Тая замерла на мгновение, затем посмотрела на воду:
— Всегда один и тот же. Стою на крыше вокзала, слышу, как гудит поезд, но он идёт по небу. А потом появляются люди в масках лис. Они не говорят. Только показывают жестами, что нужно спуститься по лестнице, но она ведёт не вниз, а в зеркало. Когда я касаюсь зеркала — всегда просыпаюсь. Бабушка сказала, что это вход в Чужой Путь.
Лада молчала, чувствуя, как мороз по коже ползёт от этих слов.
— А у тебя? — тихо спросила Тая.
— Я начала видеть свой сон, когда мне было шесть, — ответила Лада. — Всегда болото. Чёрное, вязкое. Над ним кружат вороны. И среди камышей стоит женщина, спиной ко мне. Я не вижу её лица. Только слышу: «Я проснулась». А потом — провал. Мама училась в этой Академии. Но она исчезла во сне. Никто не нашёл её. Ни тело, ни следа. Только бабушка знала.
— Пропала во сне? — Тая нахмурилась.
Лада кивнула:
— Думаю, мой сон — это след. Я чувствую, она где-то там. Просто её не слышно.
Тая тихо прошептала:
— Бабушка рассказывала о такой женщине. Говорят, она дошла до Девятой двери. Но она не была Ловчей. Была Переплетателем Снов.
— Переплетатель? Кто это?
Тая задумалась, глядя в пруд:
— Они были редкостью. Почти исчезли. Хранители Снов защищают границы, как стражи. Но Переплетатели… они могут соединять сны. Переплетать чужие миры, судьбы, сны в узор. У них внутри — узел. Такой сложный, что даже Мороки не могут его разорвать. Они могли менять течение сновидения. Но это опасно. Они сами терялись в узоре. Могли навсегда уйти в сон, чтобы спасти кого-то другого. Или чтобы переписать судьбу.
— Ты думаешь… — Лада сглотнула. — Моя мама могла быть Переплетателем?
— Возможно, — прошептала Тая. — И если она правда дошла до Девятой двери, она могла открыть то, чего никто не должен был трогать. Может, она пыталась что-то изменить.
Они долго сидели у пруда, наблюдая, как над водой струится вечерний туман. Пахло мятой и сухой полынью. Небо темнело, вдалеке куковала сова.
— Мне пора, — сказала Тая. — Завтра начнётся настоящее обучение.
— Да, — кивнула Лада. — И я чувствую, что всё только начинается.
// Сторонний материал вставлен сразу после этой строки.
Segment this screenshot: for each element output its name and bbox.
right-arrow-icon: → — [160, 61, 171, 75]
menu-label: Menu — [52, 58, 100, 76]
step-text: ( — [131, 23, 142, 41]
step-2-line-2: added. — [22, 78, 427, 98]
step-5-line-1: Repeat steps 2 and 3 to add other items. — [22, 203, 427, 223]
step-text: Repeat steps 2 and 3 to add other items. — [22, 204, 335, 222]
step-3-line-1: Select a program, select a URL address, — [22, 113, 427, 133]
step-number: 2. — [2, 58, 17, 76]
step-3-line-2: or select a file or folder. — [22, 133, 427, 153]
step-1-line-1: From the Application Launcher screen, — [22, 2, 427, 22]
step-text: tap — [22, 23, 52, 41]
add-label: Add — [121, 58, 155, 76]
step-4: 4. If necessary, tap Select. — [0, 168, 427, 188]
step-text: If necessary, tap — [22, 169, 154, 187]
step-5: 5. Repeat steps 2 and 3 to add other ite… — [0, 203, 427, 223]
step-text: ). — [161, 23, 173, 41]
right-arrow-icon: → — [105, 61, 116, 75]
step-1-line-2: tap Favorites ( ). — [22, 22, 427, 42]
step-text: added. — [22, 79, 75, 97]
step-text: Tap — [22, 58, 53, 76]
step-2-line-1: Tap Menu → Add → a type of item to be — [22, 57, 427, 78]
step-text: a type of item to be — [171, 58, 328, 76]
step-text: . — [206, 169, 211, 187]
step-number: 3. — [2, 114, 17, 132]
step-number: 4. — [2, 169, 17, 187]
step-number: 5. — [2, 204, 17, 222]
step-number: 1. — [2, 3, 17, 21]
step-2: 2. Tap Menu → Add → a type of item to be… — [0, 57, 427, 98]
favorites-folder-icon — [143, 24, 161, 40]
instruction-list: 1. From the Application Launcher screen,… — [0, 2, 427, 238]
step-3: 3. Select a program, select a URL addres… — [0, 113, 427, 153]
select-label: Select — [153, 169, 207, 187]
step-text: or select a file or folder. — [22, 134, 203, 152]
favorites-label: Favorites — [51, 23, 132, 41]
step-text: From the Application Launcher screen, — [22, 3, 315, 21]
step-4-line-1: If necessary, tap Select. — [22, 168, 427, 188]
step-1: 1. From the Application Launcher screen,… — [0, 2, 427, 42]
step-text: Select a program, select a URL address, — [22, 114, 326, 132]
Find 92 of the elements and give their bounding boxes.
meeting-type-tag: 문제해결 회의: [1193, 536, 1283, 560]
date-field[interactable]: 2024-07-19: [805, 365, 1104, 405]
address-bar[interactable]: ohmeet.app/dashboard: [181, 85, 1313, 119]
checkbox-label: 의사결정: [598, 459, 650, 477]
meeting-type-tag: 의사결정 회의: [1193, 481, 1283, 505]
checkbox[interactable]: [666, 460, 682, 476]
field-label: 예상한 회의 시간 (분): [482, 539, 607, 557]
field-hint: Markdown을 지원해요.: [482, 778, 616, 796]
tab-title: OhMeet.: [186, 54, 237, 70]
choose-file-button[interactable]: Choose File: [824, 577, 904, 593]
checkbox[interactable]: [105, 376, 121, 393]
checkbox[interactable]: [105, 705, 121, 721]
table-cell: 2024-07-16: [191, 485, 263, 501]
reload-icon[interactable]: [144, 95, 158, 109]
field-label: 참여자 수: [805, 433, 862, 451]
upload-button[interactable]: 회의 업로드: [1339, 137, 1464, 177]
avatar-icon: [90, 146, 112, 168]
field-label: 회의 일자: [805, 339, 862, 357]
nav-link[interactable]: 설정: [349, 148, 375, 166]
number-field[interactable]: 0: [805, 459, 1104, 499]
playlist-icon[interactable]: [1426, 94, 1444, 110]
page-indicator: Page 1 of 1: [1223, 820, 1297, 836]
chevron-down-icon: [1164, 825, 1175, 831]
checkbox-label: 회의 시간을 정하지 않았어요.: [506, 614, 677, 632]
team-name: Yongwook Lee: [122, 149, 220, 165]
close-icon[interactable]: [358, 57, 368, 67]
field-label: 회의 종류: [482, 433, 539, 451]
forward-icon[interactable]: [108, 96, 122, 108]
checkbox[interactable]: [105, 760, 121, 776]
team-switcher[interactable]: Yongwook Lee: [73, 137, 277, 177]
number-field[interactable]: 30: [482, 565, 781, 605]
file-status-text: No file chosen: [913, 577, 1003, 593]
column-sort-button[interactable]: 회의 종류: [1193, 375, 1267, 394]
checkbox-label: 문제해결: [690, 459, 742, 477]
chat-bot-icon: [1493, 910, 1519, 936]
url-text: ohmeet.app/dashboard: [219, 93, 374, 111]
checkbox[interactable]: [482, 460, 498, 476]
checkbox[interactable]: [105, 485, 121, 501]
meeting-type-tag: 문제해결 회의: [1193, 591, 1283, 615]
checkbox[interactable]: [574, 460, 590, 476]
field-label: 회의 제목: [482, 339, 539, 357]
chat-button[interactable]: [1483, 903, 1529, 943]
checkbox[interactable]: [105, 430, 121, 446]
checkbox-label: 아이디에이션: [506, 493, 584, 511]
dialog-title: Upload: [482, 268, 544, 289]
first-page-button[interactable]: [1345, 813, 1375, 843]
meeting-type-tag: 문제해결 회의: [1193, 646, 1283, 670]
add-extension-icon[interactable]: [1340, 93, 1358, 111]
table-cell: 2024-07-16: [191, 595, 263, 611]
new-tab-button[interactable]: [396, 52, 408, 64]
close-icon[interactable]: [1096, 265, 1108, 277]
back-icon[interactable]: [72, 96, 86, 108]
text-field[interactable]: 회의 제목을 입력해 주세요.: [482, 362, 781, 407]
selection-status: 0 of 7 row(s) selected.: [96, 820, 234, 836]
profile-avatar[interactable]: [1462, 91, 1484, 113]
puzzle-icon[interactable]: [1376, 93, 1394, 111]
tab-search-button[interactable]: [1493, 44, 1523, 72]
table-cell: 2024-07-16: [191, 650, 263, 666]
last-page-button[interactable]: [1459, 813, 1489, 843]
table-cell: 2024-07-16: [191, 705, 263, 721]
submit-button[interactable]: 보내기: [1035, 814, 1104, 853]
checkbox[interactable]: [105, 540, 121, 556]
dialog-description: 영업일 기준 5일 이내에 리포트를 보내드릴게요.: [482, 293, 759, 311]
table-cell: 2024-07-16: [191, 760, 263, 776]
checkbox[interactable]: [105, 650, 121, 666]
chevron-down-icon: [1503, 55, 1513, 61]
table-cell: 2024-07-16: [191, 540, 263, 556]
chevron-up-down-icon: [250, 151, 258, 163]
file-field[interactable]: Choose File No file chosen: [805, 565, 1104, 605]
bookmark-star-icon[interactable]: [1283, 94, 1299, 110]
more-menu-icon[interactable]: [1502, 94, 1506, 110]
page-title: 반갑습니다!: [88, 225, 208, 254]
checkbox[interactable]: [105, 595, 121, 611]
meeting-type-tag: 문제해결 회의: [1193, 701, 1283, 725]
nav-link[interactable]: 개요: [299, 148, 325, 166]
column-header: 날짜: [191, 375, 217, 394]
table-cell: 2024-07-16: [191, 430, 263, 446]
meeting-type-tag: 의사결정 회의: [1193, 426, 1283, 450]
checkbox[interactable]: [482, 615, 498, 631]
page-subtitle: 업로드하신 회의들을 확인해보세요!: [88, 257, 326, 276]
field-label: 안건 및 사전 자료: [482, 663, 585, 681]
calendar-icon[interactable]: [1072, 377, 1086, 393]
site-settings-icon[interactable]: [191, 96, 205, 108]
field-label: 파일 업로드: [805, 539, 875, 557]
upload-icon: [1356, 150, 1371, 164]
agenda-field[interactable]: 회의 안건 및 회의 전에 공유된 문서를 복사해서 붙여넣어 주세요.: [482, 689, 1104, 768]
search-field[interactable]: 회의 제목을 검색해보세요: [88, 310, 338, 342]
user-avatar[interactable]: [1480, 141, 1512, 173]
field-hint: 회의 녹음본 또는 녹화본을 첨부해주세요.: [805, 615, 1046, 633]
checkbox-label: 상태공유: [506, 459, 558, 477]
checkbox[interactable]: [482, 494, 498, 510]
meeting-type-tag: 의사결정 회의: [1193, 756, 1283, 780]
После того как Тая ушла, Лада ещё немного постояла у пруда, глядя, как лёгкая дымка стелется над водной гладью. На душе было тревожно, но в то же время — какое-то особенное предвкушение. Завтра начнётся первое занятие. Надо быть готовой.
Она развернулась и поспешила к корпусу. Она помнила, где находится библиотека, утром была туда экскурсия — длинный западный зал, с арками в форме серпа. В комнате, бросив на кровать куртку и схватив листок со списком книг, Лада сверилась с картой коридоров и направилась по уже знакомому маршруту.
На закате коридоры Академии казались глубже, тише. Шаги отдавались в каменных стенах, будто кто-то невидимый шёл рядом. Но Лада не сбавляла шаг. Когда она вошла в библиотеку, воздух словно сгустился. Тот же ток, то же внутреннее притяжение — как утром. Как будто сама суть этого зала отзывалась на её присутствие.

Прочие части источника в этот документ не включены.